Mahkememizce yargılama sırasında İstanbul Anadolu … Asliye Ceza Mahkemesi’nin … Esas sayılı dosyasında verilen 05/03/2013 tarihli 2010/891 E. ve 2013/34 K. sayılı mahkumiyet kararının kesinleşip kesinleşmediği ilgili mahkemeden sorulmuş, dosyanın Yargıtay’da olduğunun bildirilmesi üzerine ceza dosyasında verilen kararın akıbeti huzurdaki dava yönünden bekletici mesele kabul edilerek kesinleşmesi beklenmiştir. Daha sonra Yargıtay 5. Ceza Dairesi’nin 21/06/2016 tarihli 2014/6841 E. ve 2016/6552 K. sayılı kararı ile İstanbul Anadolu 5. Asliye Ceza Mahkemesi’nin 05/03/2013 tarihli 2010/891 E. ve 2013/34 K. sayılı mahkumiyet kararı, “… Bankası … Şubesi’nde görev yapan sanığın icrai davranışla görevi kötüye kullanma suçunun faili olamayacağı, unsurları oluşmayan atılı suçtan sanığın beraatine karar verilmesi gerektiği…”gerekçesiyle bozulmuştur.
Mahkememizce yargılama sırasında bekletici mesele yapılan İstanbul Anadolu … Asliye Ceza Mahkemesi dosyası sonucu beklenmiştir.
İstanbul Anadolu … Asliye Ceza Mahkemesi daha sonra Yargıtay bozma ilamına göre verdiği 27/09/2016 tarihli, 2016/337 E. ve 2016/494 K. sayılı kararı ile sanıklar … ile …’in ayrı ayrı beraatlerine karar vermiştir. Bu karar ise 26/02/2019 tarihinde kesinleşmiştir.
Kefalet sözleşmesi; kefilin alacaklıya karşı, borçlunun borcunu ifa etmemesinin sonuçlarından kişisel olarak sorumlu olmayı üstlendiği sözleşmedir. kefalet sözleşmesi, alacaklı ile kefil arasında kurulan ve alacaklıya kişisel güvence sağlayan bağımsız nitelikte bir borç ilişkisidir.

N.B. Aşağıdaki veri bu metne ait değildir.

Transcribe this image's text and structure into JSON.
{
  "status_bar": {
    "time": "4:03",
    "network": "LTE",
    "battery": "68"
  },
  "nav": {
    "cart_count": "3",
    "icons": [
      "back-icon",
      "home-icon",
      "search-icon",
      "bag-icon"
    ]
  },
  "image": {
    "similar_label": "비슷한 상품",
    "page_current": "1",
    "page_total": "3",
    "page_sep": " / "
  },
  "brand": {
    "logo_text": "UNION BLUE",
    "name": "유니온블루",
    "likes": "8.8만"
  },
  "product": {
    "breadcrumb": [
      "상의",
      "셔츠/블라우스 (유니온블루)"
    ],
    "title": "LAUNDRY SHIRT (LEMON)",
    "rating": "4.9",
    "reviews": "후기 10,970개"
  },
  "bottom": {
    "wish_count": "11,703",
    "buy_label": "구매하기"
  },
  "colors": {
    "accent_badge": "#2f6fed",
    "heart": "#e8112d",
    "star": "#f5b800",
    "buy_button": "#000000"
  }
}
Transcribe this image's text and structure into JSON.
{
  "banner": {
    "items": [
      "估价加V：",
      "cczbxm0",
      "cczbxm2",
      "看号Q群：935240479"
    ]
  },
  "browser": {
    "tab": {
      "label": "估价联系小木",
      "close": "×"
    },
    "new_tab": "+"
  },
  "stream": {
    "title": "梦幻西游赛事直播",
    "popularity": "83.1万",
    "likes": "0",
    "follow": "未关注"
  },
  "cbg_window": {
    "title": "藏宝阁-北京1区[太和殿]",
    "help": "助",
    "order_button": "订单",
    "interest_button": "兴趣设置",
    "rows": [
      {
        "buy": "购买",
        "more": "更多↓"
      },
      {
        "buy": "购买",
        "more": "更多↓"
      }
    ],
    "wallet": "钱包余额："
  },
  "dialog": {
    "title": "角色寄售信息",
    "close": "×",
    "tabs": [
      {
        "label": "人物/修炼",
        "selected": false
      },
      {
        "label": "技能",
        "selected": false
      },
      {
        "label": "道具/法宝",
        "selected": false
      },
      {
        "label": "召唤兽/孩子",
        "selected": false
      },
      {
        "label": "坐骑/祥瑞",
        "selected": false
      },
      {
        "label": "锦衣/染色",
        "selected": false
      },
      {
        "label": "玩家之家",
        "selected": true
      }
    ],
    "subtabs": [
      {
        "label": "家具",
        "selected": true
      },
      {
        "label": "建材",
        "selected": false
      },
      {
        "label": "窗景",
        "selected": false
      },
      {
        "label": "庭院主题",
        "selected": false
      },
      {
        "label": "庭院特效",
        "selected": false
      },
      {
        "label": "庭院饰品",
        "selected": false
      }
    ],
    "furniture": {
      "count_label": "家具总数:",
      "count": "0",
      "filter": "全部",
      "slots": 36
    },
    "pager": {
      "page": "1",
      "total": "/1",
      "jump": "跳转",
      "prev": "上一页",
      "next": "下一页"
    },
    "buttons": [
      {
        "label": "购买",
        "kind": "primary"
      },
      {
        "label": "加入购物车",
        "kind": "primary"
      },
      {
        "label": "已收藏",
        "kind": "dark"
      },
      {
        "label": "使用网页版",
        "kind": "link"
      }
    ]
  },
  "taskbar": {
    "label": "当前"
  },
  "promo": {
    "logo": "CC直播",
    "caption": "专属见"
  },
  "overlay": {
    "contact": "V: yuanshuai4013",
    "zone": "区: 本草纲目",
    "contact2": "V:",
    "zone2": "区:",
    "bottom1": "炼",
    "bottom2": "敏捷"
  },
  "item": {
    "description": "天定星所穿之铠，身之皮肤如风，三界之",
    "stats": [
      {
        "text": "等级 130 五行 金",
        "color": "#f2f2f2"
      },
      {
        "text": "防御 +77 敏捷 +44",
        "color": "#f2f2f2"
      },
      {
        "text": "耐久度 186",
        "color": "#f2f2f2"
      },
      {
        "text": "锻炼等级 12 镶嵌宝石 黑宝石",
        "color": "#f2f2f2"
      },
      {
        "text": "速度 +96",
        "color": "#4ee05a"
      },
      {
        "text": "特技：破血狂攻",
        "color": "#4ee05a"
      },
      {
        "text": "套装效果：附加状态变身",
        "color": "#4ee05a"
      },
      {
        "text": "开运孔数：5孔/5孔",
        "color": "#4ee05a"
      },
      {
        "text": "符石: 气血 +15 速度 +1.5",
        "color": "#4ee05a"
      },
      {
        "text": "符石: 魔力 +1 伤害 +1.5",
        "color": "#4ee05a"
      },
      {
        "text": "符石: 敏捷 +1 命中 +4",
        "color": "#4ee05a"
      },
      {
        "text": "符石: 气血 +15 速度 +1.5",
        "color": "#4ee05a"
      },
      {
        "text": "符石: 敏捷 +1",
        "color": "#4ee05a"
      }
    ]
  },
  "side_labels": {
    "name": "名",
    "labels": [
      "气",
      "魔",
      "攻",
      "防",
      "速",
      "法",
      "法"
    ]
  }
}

Kefalet Sözleşmesi asıl borç akdinden ayrı ikinci derecede ve bağımsız bir sözleşmedir.
Bir Kefaletin Geçerli Olabilmesi İçin; 1-Yazılı şekilde yapılması, 2-Kefilin sorumlu olacağı belirli bir miktarın açıkça gösterilmesi, 3-Kefalet edilen borcun geçerli bir borç olması ve 4-Kefilin medeni hakları kullanma ehliyetinin bulunması gerekir. Kefalet sözleşmesi, kefil ile alacaklının karşılıklı ve birbirine uygun iradelerinin birleşmesi ile meydana gelir. Kefalet sözleşmesiyle kefil, asıl borçlunun borcunu alacaklıya karşı ifa edememesi tehlikesini kişisel olarak üstlenmektedir. Kefil, asıl borçlunun borcunu ödememesi durumda, söz konusu borçtan şahsen sorumlu olacağını taahhüt etmektedir. (Fahrettin ARAL – Borçlar Hukuku – Özel Borç İlişkileri – Ankara 2007, s. 437). Daha yalın bir anlatımla bu sözleşme ile kefil, borçlunun asıl borcu ifa edememesi riskini üzerine alır. (Özen, B.: Kefalet Sözleşmesi, İstanbul 2008, s. 6.)
Dosyada alınan bilirkişi kurulu raporu, gerekçeli, denetlenebilir, dosya içeriğine uygun ve uyuşmazlığı çözmeye yeterli görüldüğünden, mahkememizce de benimsenmiş ve hükme esas alınmıştır.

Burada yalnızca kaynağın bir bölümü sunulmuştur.